Karena seringnya kami chatting, tidak hanya lewat telepon kami juga sering chatting lewat internet, akhirnya aku merasa nyaman kalau ngobrol dengannya. Meskipun seringkali aku bersungut-sungut karena dia selalu menolak bertemu, tak mengapa lah. Tak terasa satu tahun telah berlalu. Akhirnya Joni mengatakan sesuatu di telepon yang membuatku sedikit kaget. ”Siwi sayang, boleh tidak mengatakan sesuatu? Tapi mungkin ini membuatmu marah. Aku siap apa pun sikapmu padaku,” katanya. ”Ada apa sih Jon, pake ngomong sayang segala, ujung-ujungnya gak enak,” jawabku seenaknya. ”Gini Wi, aku kan pernah bilang sama kamu kalau aku kerja di perusahaan advertising sebagai manajer. Sebenarnya aku bohong sama kamu. Sebenarnya aku kerja di perusahaan itu sebagai tenaga pemasaran. Aku malu mengakui posisiku di perusahaan itu,” akunya. Terus terang aku sedikit kaget, ”Kenapa kamu bohong sama aku?” tanyaku. ”Ya aku pikir kamu suka aku karena posisiku di perusahaan itu, Wi,” jawabnya perlahan. ”Jon, aku tuh suka kamu karena kepribadian kamu. Aku suka dan nyaman ngobrol denganmu karena kamu bisa ngerti aku, bukan karena posisimu di tempat kerja,” jawabku. ”Jadi, kamu gak marah karena aku sudah bohong?” tanyanya lagi. ”Aku maafkan, tapi besok jangan diulang lagi ya,” jawabku. ”Thanks ya Wi, aku janji gak akan bohong lagi. Ehm….ngomong-ngomong sore ini kamu ada waktu ga?” tanyanya yang membuatku penasaran. ”Ada, aku gak kemana-mana. Memang kenapa?” tanyaku. ”Aku pengen ketemu,” katanya. Jantungku langsung dag-dig-dug tak karuan. Baru kali ini dia ingin ketemu, padahal sebelumnya tiap kali aku ajak ketemu, pasti ada 1001 alasan untuk menolak.

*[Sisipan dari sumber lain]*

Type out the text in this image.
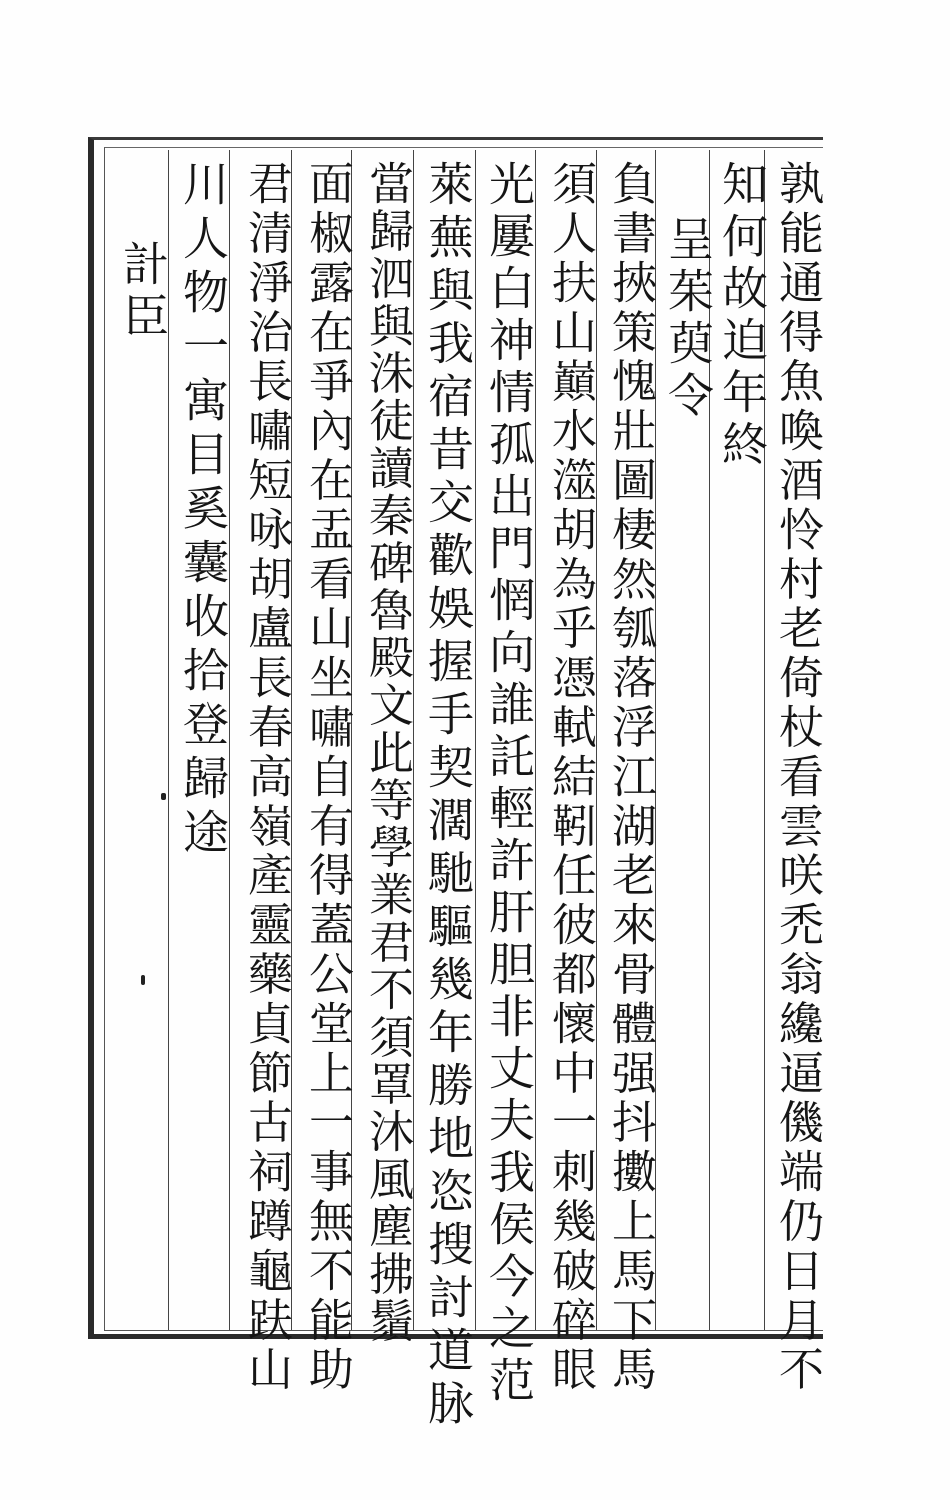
孰能通得魚喚酒怜村老倚杖看雲咲禿翁纔逼僟端仍日月不
知何故迫年終
呈茱萸令
負書挾策愧壯圖棲然瓠落浮江湖老來骨體强抖擻上馬下馬
須人扶山巔水澨胡為乎憑軾結靷任彼都懷中一刺幾破碎眼
光屢白神情孤出門惘向誰託輕許肝胆非丈夫我侯今之范
萊蕪與我宿昔交歡娛握手契濶馳驅幾年勝地恣搜討道脉
當歸泗與洙徒讀秦碑魯殿文此等學業君不須罩沐風塵拂鬚
面椒露在爭內在盂看山坐嘯自有得蓋公堂上一事無不能助
君清淨治長嘯短咏胡盧長春高嶺產靈藥貞節古祠蹲龜趺山
川人物一寓目奚囊收拾登歸途
計臣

Akhirnya aku setuju bertemu dengannya. Dia menjemputku, dan ketika melihatnya pikirku ”oh…dia tak seganteng apa yang kupikir selama ini.” Tapi dia sudah mencuri hatiku, aku sayang padanya. Kami naik mobil Charade dan meluncur menuju McDonalds. Selama perjalanan, jantungku berdegup kencang. Dia pun sering terlihat gugup. Namanya juga akrab di telepon tapi baru kali ini lihat orangnya, ya begitulah jadinya. Nervous.

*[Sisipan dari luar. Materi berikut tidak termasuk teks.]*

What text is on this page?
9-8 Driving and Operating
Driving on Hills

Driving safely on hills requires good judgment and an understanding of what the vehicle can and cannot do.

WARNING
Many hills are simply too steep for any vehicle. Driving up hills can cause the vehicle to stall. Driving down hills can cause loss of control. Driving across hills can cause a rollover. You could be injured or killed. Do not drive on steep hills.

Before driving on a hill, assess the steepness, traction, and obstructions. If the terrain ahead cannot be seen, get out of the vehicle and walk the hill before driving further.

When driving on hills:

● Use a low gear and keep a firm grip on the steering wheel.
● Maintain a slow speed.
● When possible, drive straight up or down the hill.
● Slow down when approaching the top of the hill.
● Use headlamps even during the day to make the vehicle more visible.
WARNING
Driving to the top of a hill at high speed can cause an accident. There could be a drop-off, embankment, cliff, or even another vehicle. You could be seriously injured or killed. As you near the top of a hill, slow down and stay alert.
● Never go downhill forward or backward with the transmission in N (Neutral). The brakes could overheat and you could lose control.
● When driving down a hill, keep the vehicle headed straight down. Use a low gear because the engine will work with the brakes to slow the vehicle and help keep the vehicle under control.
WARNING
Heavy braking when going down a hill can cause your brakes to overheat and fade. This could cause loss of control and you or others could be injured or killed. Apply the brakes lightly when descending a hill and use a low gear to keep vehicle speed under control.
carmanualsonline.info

Tiba-tiba dia mengajakku ke suatu tempat yang sepi. Masih di dalam mobil, dia pegang tanganku. Badanku rasanya panas dingin, jantungku berdegup lebih kencang. ”Wi, maafin aku yang pernah bohong padamu. Mau gak maafin aku,” tanya Joni sambil meremas jari-jari tanganku. Aku berusaha kontrol diri, ”ya ya aku maafin. Udah gak usah diomongin lagi ya, besok jangan diulangi, oke?” kataku gugup.
”Wi, lihat mataku,” katanya lagi. Dengan malu aku menatap matanya. ”Mau gak kamu jadi pacarku?” tanyanya. ”Aku???” aku kaget setengah mati. Memang ini yang pernah aku impikan, tapi ketika dia tanya kenapa aku jadi kaget begini? Lama tiada jawaban dari mulutku. Bukannya aku menolak, tapi bingung menyampaikan perasaanku yang senang luar biasa. ”Hei…mau gak?” tanyanya lagi tak sabar menunggu jawabanku. ”Iya,” jawabku pendek. ”Duh senengnya. Udah lama aku pengen ketemu kamu Wi, tapi aku tak punya keberanian seperti saat ini sebelumnya. Aku selalu gak pede berhadapan denganmu,” katanya. Emangnya kenapa, pikirku. Ah pokoknya sekarang aku pacaran dengan Joni. Tiba-tiba sebuah kecupan di pipiku membuyarkan lamunanku. Ya jelas aku kaget, eh si Joni malah senyum-senyum. Dasaaar…. Aku cubit dia sekencang-kencangnya dan dia teriak.
Enam bulan berpacaran, aku merasa asyik-asyik saja. Joni sering ajak aku ke luar, shopping, atau nonton. Suatu hari, dia memperkenalkan aku dengan sahabatnya, Nano. Sebenarnya Nano lebih ganteng dibandingkan Joni, tapi tetap saja hatiku sudah sayang Joni. Dan sejak itu, Joni sering mengajakku ke rumah Nano meski hanya mampir. Aku merasa tidak nyaman dan risih tapi bagaimana lagi, aku berusaha mengikuti keinginan Joni saja.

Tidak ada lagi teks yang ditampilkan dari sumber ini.